A profissão de Lalun é a mais antiga do mundo. Lilith era a
sua própria bisavó, e isto antes dos tempos de Eva, como toda a gente sabe. No
Ocidente, as pessoas falam desagradavelmente da profissão de Lalun; escrevem
ensaios sobre ela e distribuem-nos entre os jovens para que a Moralidade seja
mantida. No Oriente, onde tal profissão é hereditária e passa de mãe para
filha, ninguém escreve ensaios ou repara, o que prova a incapacidade do Oriente
para tratar dos seus próprios assuntos.
O verdadeiro marido de Lalun – pois, no Oriente, até mesmo
as mulheres com a profissão de Lalun têm de ser casadas – era uma grande árvore
de jujuba. A mãe, que tinha casado com uma figueira, gastou dez mil rupias com
o casamento de Lalun, que foi abençoado por quarenta e sete sacerdotes do credo
da mãe, e distribuiu cinco mil rupias em esmola aos pobres. Era esse o costume
do país. As vantagens de ter uma árvore de jujuba como marido são óbvias. Tem
um ar imponente e é impossível
ofendê-la.
O marido de Lalun erguia-se na planície fora das muralhas da
cidade e a casa dela ficava sobre a muralha Leste diante do rio. Se alguém
caísse do largo parapeito da janela, caía dez metros até à vala. Mas se uma
pessoa se deixasse ficar onde devia e contemplasse as redondezas, via o gado a
ser levado para beber água, os estudantes do colégio do governo a jogar
críquete, as árvores e a erva alta nas margens do rio, grandes bancos de areia
que orlavam o rio, os túmulos vermelhos dos imperadores mortos para lá do rio
e, muito ao longe, através da neblina azul do calor, a neve dos Himalaias a
cintilar.
Wali Dad costumava deitar-se no parapeito da janela durante
horas seguidas a contemplar esta vista. Era um jovem maometano que sofria
gravemente da educação administrada pelos ingleses e dava-se conta disso. O pai
tinha-o enviado para uma escola missionária a fim de adquirir sabedoria e Wali
Dad absorvera mais do que o pai ou os missionários tinham tencionado dar-lhe.
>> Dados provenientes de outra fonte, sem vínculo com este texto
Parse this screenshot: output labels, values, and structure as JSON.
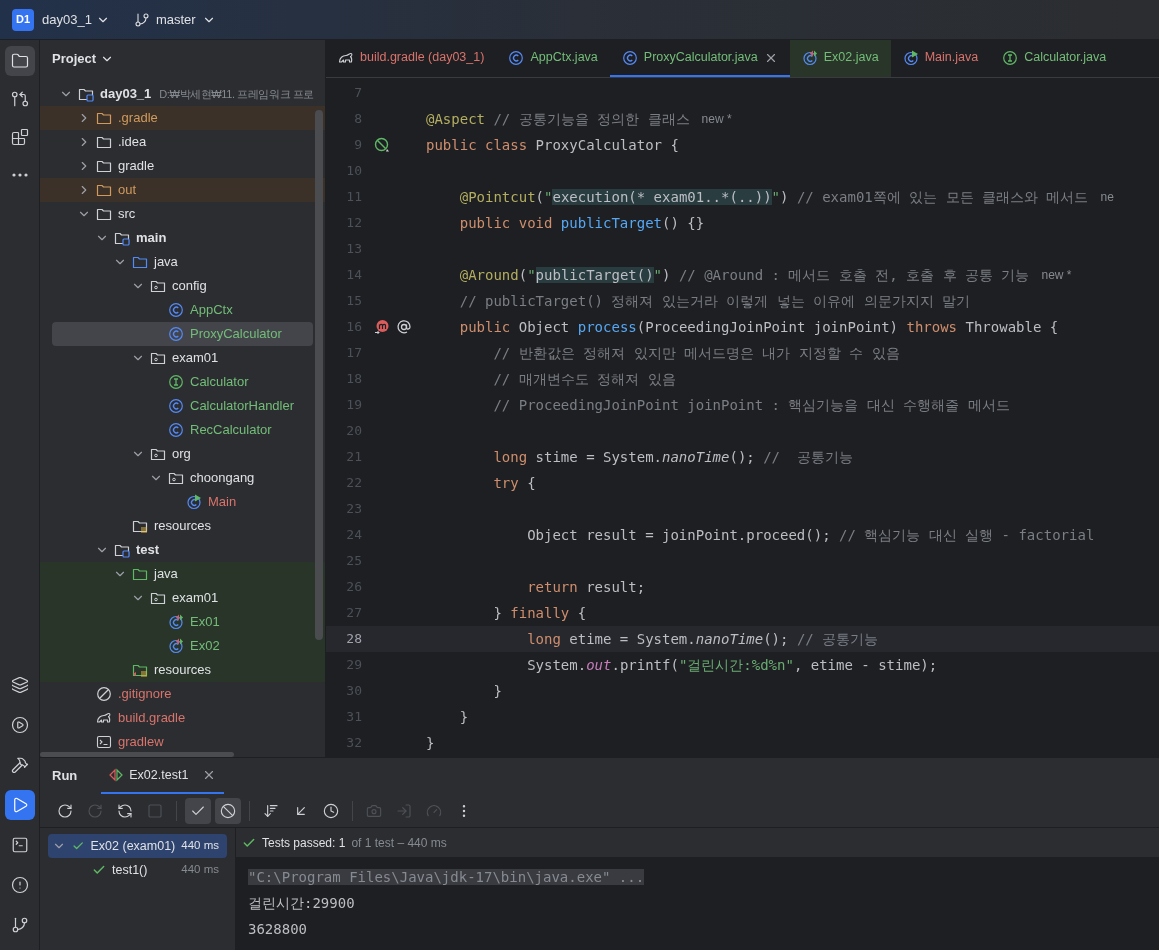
{
  "toolbar": {
    "project_badge": "D1",
    "project": "day03_1",
    "branch": "master"
  },
  "tool_windows_top": [
    {
      "kind": "project",
      "selected": true
    },
    {
      "kind": "commit",
      "selected": false
    },
    {
      "kind": "structure",
      "selected": false
    },
    {
      "kind": "more",
      "selected": false
    }
  ],
  "tool_windows_bottom": [
    {
      "kind": "layers",
      "selected": false
    },
    {
      "kind": "services",
      "selected": false
    },
    {
      "kind": "build",
      "selected": false
    },
    {
      "kind": "run",
      "selected": true
    },
    {
      "kind": "terminal",
      "selected": false
    },
    {
      "kind": "problems",
      "selected": false
    },
    {
      "kind": "git",
      "selected": false
    }
  ],
  "project": {
    "title": "Project",
    "tree": [
      {
        "label": "day03_1",
        "path": "D:₩박세현₩11. 프레임워크 프로",
        "kind": "module",
        "ignored": false,
        "expanded": true,
        "selected": false,
        "children": [
          {
            "label": ".gradle",
            "kind": "folder",
            "color": "#d09a5e",
            "ignored": true,
            "expanded": false,
            "selected": false
          },
          {
            "label": ".idea",
            "kind": "folder",
            "ignored": false,
            "expanded": false,
            "selected": false
          },
          {
            "label": "gradle",
            "kind": "folder",
            "ignored": false,
            "expanded": false,
            "selected": false
          },
          {
            "label": "out",
            "kind": "folder",
            "color": "#d09a5e",
            "ignored": true,
            "expanded": false,
            "selected": false
          },
          {
            "label": "src",
            "kind": "folder",
            "ignored": false,
            "expanded": true,
            "selected": false,
            "children": [
              {
                "label": "main",
                "kind": "module",
                "ignored": false,
                "expanded": true,
                "selected": false,
                "children": [
                  {
                    "label": "java",
                    "kind": "source",
                    "ignored": false,
                    "expanded": true,
                    "selected": false,
                    "children": [
                      {
                        "label": "config",
                        "kind": "package",
                        "ignored": false,
                        "expanded": true,
                        "selected": false,
                        "children": [
                          {
                            "label": "AppCtx",
                            "kind": "class",
                            "color": "#73bd79",
                            "ignored": false,
                            "selected": false
                          },
                          {
                            "label": "ProxyCalculator",
                            "kind": "class",
                            "color": "#73bd79",
                            "ignored": false,
                            "selected": true
                          }
                        ]
                      },
                      {
                        "label": "exam01",
                        "kind": "package",
                        "ignored": false,
                        "expanded": true,
                        "selected": false,
                        "children": [
                          {
                            "label": "Calculator",
                            "kind": "interface",
                            "color": "#73bd79",
                            "ignored": false,
                            "selected": false
                          },
                          {
                            "label": "CalculatorHandler",
                            "kind": "class",
                            "color": "#73bd79",
                            "ignored": false,
                            "selected": false
                          },
                          {
                            "label": "RecCalculator",
                            "kind": "class",
                            "color": "#73bd79",
                            "ignored": false,
                            "selected": false
                          }
                        ]
                      },
                      {
                        "label": "org",
                        "kind": "package",
                        "ignored": false,
                        "expanded": true,
                        "selected": false,
                        "children": [
                          {
                            "label": "choongang",
                            "kind": "package",
                            "ignored": false,
                            "expanded": true,
                            "selected": false,
                            "children": [
                              {
                                "label": "Main",
                                "kind": "main-class",
                                "color": "#d9736c",
                                "ignored": false,
                                "selected": false
                              }
                            ]
                          }
                        ]
                      }
                    ]
                  },
                  {
                    "label": "resources",
                    "kind": "resources",
                    "ignored": false,
                    "selected": false
                  }
                ]
              },
              {
                "label": "test",
                "kind": "module",
                "ignored": false,
                "expanded": true,
                "selected": false,
                "children": [
                  {
                    "label": "java",
                    "kind": "test-source",
                    "ignored": false,
                    "expanded": true,
                    "selected": false,
                    "children": [
                      {
                        "label": "exam01",
                        "kind": "package",
                        "ignored": false,
                        "expanded": true,
                        "selected": false,
                        "children": [
                          {
                            "label": "Ex01",
                            "kind": "test-class",
                            "color": "#73bd79",
                            "ignored": false,
                            "selected": false
                          },
                          {
                            "label": "Ex02",
                            "kind": "test-class",
                            "color": "#73bd79",
                            "ignored": false,
                            "selected": false
                          }
                        ]
                      }
                    ]
                  },
                  {
                    "label": "resources",
                    "kind": "test-resources",
                    "ignored": false,
                    "selected": false
                  }
                ]
              }
            ]
          },
          {
            "label": ".gitignore",
            "kind": "ignore-file",
            "color": "#d9736c",
            "ignored": false,
            "selected": false
          },
          {
            "label": "build.gradle",
            "kind": "gradle-file",
            "color": "#d9736c",
            "ignored": false,
            "selected": false
          },
          {
            "label": "gradlew",
            "kind": "script-file",
            "color": "#d9736c",
            "ignored": false,
            "selected": false
          }
        ]
      }
    ]
  },
  "editor": {
    "tabs": [
      {
        "label": "build.gradle (day03_1)",
        "kind": "gradle-file",
        "color": "#d9736c",
        "selected": false
      },
      {
        "label": "AppCtx.java",
        "kind": "class",
        "color": "#73bd79",
        "selected": false
      },
      {
        "label": "ProxyCalculator.java",
        "kind": "class",
        "color": "#73bd79",
        "selected": true
      },
      {
        "label": "Ex02.java",
        "kind": "test-class",
        "color": "#73bd79",
        "selected": false
      },
      {
        "label": "Main.java",
        "kind": "main-class",
        "color": "#d9736c",
        "selected": false
      },
      {
        "label": "Calculator.java",
        "kind": "interface",
        "color": "#73bd79",
        "selected": false
      }
    ],
    "lines": [
      {
        "number": "7",
        "current": false
      },
      {
        "number": "8",
        "current": false,
        "tokens": [
          {
            "kind": "ann",
            "text": "@Aspect"
          },
          {
            "kind": "cmt",
            "text": " // 공통기능을 정의한 클래스"
          }
        ],
        "hint": "new *"
      },
      {
        "number": "9",
        "current": false,
        "gutter": [
          {
            "kind": "bean"
          }
        ],
        "tokens": [
          {
            "kind": "kw",
            "text": "public class "
          },
          {
            "kind": "plain",
            "text": "ProxyCalculator {"
          }
        ]
      },
      {
        "number": "10",
        "current": false
      },
      {
        "number": "11",
        "current": false,
        "tokens": [
          {
            "kind": "ann",
            "text": "    @Pointcut"
          },
          {
            "kind": "plain",
            "text": "("
          },
          {
            "kind": "str",
            "text": "\""
          },
          {
            "kind": "inj",
            "text": "execution(* exam01..*(..))"
          },
          {
            "kind": "str",
            "text": "\""
          },
          {
            "kind": "plain",
            "text": ") "
          },
          {
            "kind": "cmt",
            "text": "// exam01쪽에 있는 모든 클래스와 메서드"
          }
        ],
        "hint": "ne"
      },
      {
        "number": "12",
        "current": false,
        "tokens": [
          {
            "kind": "kw",
            "text": "    public void "
          },
          {
            "kind": "decl",
            "text": "publicTarget"
          },
          {
            "kind": "plain",
            "text": "() {}"
          }
        ]
      },
      {
        "number": "13",
        "current": false
      },
      {
        "number": "14",
        "current": false,
        "tokens": [
          {
            "kind": "ann",
            "text": "    @Around"
          },
          {
            "kind": "plain",
            "text": "("
          },
          {
            "kind": "str",
            "text": "\""
          },
          {
            "kind": "inj",
            "text": "publicTarget()"
          },
          {
            "kind": "str",
            "text": "\""
          },
          {
            "kind": "plain",
            "text": ") "
          },
          {
            "kind": "cmt",
            "text": "// @Around : 메서드 호출 전, 호출 후 공통 기능"
          }
        ],
        "hint": "new *"
      },
      {
        "number": "15",
        "current": false,
        "tokens": [
          {
            "kind": "cmt",
            "text": "    // publicTarget() 정해져 있는거라 이렇게 넣는 이유에 의문가지지 말기"
          }
        ]
      },
      {
        "number": "16",
        "current": false,
        "gutter": [
          {
            "kind": "override"
          },
          {
            "kind": "aspect"
          }
        ],
        "tokens": [
          {
            "kind": "kw",
            "text": "    public "
          },
          {
            "kind": "plain",
            "text": "Object "
          },
          {
            "kind": "decl",
            "text": "process"
          },
          {
            "kind": "plain",
            "text": "(ProceedingJoinPoint joinPoint) "
          },
          {
            "kind": "kw",
            "text": "throws "
          },
          {
            "kind": "plain",
            "text": "Throwable {"
          }
        ]
      },
      {
        "number": "17",
        "current": false,
        "tokens": [
          {
            "kind": "cmt",
            "text": "        // 반환값은 정해져 있지만 메서드명은 내가 지정할 수 있음"
          }
        ]
      },
      {
        "number": "18",
        "current": false,
        "tokens": [
          {
            "kind": "cmt",
            "text": "        // 매개변수도 정해져 있음"
          }
        ]
      },
      {
        "number": "19",
        "current": false,
        "tokens": [
          {
            "kind": "cmt",
            "text": "        // ProceedingJoinPoint joinPoint : 핵심기능을 대신 수행해줄 메서드"
          }
        ]
      },
      {
        "number": "20",
        "current": false
      },
      {
        "number": "21",
        "current": false,
        "tokens": [
          {
            "kind": "kw",
            "text": "        long "
          },
          {
            "kind": "plain",
            "text": "stime = System."
          },
          {
            "kind": "call",
            "text": "nanoTime"
          },
          {
            "kind": "plain",
            "text": "(); "
          },
          {
            "kind": "cmt",
            "text": "//  공통기능"
          }
        ]
      },
      {
        "number": "22",
        "current": false,
        "tokens": [
          {
            "kind": "kw",
            "text": "        try "
          },
          {
            "kind": "plain",
            "text": "{"
          }
        ]
      },
      {
        "number": "23",
        "current": false
      },
      {
        "number": "24",
        "current": false,
        "tokens": [
          {
            "kind": "plain",
            "text": "            Object result = joinPoint.proceed(); "
          },
          {
            "kind": "cmt",
            "text": "// 핵심기능 대신 실행 - factorial"
          }
        ]
      },
      {
        "number": "25",
        "current": false
      },
      {
        "number": "26",
        "current": false,
        "tokens": [
          {
            "kind": "kw",
            "text": "            return "
          },
          {
            "kind": "plain",
            "text": "result;"
          }
        ]
      },
      {
        "number": "27",
        "current": false,
        "tokens": [
          {
            "kind": "plain",
            "text": "        } "
          },
          {
            "kind": "kw",
            "text": "finally "
          },
          {
            "kind": "plain",
            "text": "{"
          }
        ]
      },
      {
        "number": "28",
        "current": true,
        "tokens": [
          {
            "kind": "kw",
            "text": "            long "
          },
          {
            "kind": "plain",
            "text": "etime = System."
          },
          {
            "kind": "call",
            "text": "nanoTime"
          },
          {
            "kind": "plain",
            "text": "(); "
          },
          {
            "kind": "cmt",
            "text": "// 공통기능"
          }
        ]
      },
      {
        "number": "29",
        "current": false,
        "tokens": [
          {
            "kind": "plain",
            "text": "            System."
          },
          {
            "kind": "field",
            "text": "out"
          },
          {
            "kind": "plain",
            "text": ".printf("
          },
          {
            "kind": "str",
            "text": "\"걸린시간:%d%n\""
          },
          {
            "kind": "plain",
            "text": ", etime - stime);"
          }
        ]
      },
      {
        "number": "30",
        "current": false,
        "tokens": [
          {
            "kind": "plain",
            "text": "        }"
          }
        ]
      },
      {
        "number": "31",
        "current": false,
        "tokens": [
          {
            "kind": "plain",
            "text": "    }"
          }
        ]
      },
      {
        "number": "32",
        "current": false,
        "tokens": [
          {
            "kind": "plain",
            "text": "}"
          }
        ]
      }
    ]
  },
  "run_panel": {
    "title": "Run",
    "tabs": [
      {
        "label": "Ex02.test1",
        "selected": true
      }
    ],
    "actions": [
      {
        "kind": "rerun",
        "separator_before": false,
        "disabled": false,
        "on": false
      },
      {
        "kind": "rerun-failed",
        "separator_before": false,
        "disabled": true,
        "on": false
      },
      {
        "kind": "toggle-auto-test",
        "separator_before": false,
        "disabled": false,
        "on": false
      },
      {
        "kind": "stop",
        "separator_before": false,
        "disabled": true,
        "on": false
      },
      {
        "kind": "show-passed",
        "separator_before": true,
        "disabled": false,
        "on": true
      },
      {
        "kind": "show-ignored",
        "separator_before": false,
        "disabled": false,
        "on": true
      },
      {
        "kind": "sort",
        "separator_before": true,
        "disabled": false,
        "on": false
      },
      {
        "kind": "collapse",
        "separator_before": false,
        "disabled": false,
        "on": false
      },
      {
        "kind": "history",
        "separator_before": false,
        "disabled": false,
        "on": false
      },
      {
        "kind": "screenshot",
        "separator_before": true,
        "disabled": true,
        "on": false
      },
      {
        "kind": "import",
        "separator_before": false,
        "disabled": true,
        "on": false
      },
      {
        "kind": "gauge",
        "separator_before": false,
        "disabled": true,
        "on": false
      },
      {
        "kind": "more",
        "separator_before": false,
        "disabled": false,
        "on": false
      }
    ],
    "tests": [
      {
        "label": "Ex02 (exam01)",
        "time": "440 ms",
        "passed": true,
        "expanded": true,
        "selected": true,
        "children": [
          {
            "label": "test1()",
            "time": "440 ms",
            "passed": true,
            "selected": false
          }
        ]
      }
    ],
    "summary": "Tests passed: 1",
    "detail": "of 1 test – 440 ms",
    "console": [
      {
        "kind": "command",
        "text": "\"C:\\Program Files\\Java\\jdk-17\\bin\\java.exe\" ..."
      },
      {
        "kind": "output",
        "text": "걸린시간:29900"
      },
      {
        "kind": "output",
        "text": "3628800"
      }
    ]
  }
}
Quando o pai morreu, Wali Dad ficou por conta própria e passou dois anos a
estudar os diferentes credos deste mundo e a ler livros sem utilidade nenhuma
para ninguém.
Após uma malograda tentativa para ser admitido na Igreja
Católica Romana e Presbiteriana ao mesmo tempo (os missionários aperceberam-se
disso e fartaram-se de lhe chamar nomes sem compreender o seu problema), Wali
Dad avistou Lalun na muralha da cidade e tornou-se no mais constante dos seus
poucos admiradores. Tinha uma cabeça que faria os artistas ingleses delirar e
pintá-la no meio de extravagantes decorações – um rosto que as romancistas
usariam com deleite ao longo de novecentas páginas. Na verdade, ele era apenas um
jovem maometano de boa aparência com sobrancelhas bem desenhadas, narinas
pequenas, mãos e pés pequenos e uma expressão cansada nos olhos. Pelo facto de
ter vinte e dois anos, deixara crescer uma barba negra bem cortada que ele
afagava com orgulho e mantinha delicadamente perfumada. A sua vida parecia
dividir-se entre pedir-me livros emprestados e fazer a corte a Lalun no
parapeito da janela. Compunha canções em homenagem dela e algumas dessas
canções ainda hoje são cantadas na cidade, da rua dos Talhantes de Carneiro ao
pátio dos Latoeiros.
Uma das canções, a mais bonita de todas, conta que a beleza
de Lalun era tão grande que perturbou o coração do governo britânico e fez com
que os seus funcionários perdessem a paz de espírito. É assim que essa canção é
cantada nas ruas, mas, se prestarmos atenção e nos apercebermos do seu
significado oculto, verificaremos que há nela três trocadilhos – “beleza”, “coração”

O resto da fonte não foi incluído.